Researchers tested a total of 22 probiotics supplements of which most had on the label – “gluten free.”
Over half of the products tested or 55% had levels of gluten that were detectable, said researchers.
One of the researchers said that it appeared the labels that claim the product is free of gluten cannot be trusted, at least where probiotics products are concerned.
The majority of products that had contained gluten had just trace amounts or less than 20 parts per million and according to the U.S. Food and Drug Administration would in fact be considered gluten free.
Nevertheless, 18% of the products contained higher quantities of gluten, which was too much to be called gluten free.
In addition, two of the four products that contained excess gluten had been labeled gluten free. Researchers also found that it was just as likely those products that were labeled gluten free would have gluten as those that were not labeled gluten free.
People that have celiac disease experience immune reactions if they consume gluten and the reaction can damage their intestine. Therefore, those individuals must stay away from gluten in their daily diet, but many with this condition also take dietary supplements including the probiotics said researchers.

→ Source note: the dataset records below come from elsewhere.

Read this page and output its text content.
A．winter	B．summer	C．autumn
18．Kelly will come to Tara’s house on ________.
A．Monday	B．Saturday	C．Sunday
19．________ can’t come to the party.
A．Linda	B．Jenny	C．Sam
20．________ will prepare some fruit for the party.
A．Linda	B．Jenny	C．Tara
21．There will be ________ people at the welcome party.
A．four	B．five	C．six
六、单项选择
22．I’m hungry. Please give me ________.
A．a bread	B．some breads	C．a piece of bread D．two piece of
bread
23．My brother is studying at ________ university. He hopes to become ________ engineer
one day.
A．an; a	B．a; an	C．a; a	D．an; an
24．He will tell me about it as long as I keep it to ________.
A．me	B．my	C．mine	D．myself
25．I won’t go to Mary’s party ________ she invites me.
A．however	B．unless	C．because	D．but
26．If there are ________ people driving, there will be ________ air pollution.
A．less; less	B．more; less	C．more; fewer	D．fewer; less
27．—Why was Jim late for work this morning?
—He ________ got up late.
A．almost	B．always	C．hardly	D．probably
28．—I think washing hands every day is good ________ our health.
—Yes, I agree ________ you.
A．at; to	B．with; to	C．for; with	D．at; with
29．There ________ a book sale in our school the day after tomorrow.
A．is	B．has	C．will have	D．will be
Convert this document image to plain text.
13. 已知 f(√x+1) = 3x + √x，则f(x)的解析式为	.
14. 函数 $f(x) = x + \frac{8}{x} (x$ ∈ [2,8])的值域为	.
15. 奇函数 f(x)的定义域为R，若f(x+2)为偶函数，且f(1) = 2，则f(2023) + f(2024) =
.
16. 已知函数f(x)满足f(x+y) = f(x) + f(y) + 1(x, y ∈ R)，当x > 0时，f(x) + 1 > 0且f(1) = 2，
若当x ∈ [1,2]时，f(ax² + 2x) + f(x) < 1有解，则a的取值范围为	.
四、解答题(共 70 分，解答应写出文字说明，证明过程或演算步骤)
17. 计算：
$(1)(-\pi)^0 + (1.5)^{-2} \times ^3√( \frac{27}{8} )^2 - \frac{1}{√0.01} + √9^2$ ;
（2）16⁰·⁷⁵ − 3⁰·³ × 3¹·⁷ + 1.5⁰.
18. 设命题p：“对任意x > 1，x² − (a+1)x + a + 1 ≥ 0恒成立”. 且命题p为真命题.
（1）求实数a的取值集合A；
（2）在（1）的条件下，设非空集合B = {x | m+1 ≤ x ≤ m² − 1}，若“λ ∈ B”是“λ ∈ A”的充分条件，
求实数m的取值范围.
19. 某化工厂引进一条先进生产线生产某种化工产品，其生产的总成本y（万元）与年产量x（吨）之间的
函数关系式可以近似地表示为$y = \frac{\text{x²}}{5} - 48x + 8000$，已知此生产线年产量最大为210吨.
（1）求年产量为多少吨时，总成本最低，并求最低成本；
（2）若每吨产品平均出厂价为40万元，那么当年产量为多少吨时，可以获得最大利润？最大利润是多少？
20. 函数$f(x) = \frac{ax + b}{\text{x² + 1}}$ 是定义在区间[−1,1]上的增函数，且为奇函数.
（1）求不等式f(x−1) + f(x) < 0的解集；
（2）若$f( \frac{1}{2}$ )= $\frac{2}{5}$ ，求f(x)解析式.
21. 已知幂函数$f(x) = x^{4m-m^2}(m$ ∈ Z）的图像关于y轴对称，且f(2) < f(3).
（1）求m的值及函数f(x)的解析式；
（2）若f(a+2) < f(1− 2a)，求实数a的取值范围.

A study done previously by the same researchers found patients who had celiac disease who consumed the supplement were more apt to experiences some symptoms of celiac disease than those who were not taking supplements.
However, it is not clear if small amounts of the gluten found in probiotics could pose any health risks to people suffering from celiac disease.
Some patients, who are more sensitive to gluten than others, could experience symptoms for even very small trace amounts, said researchers.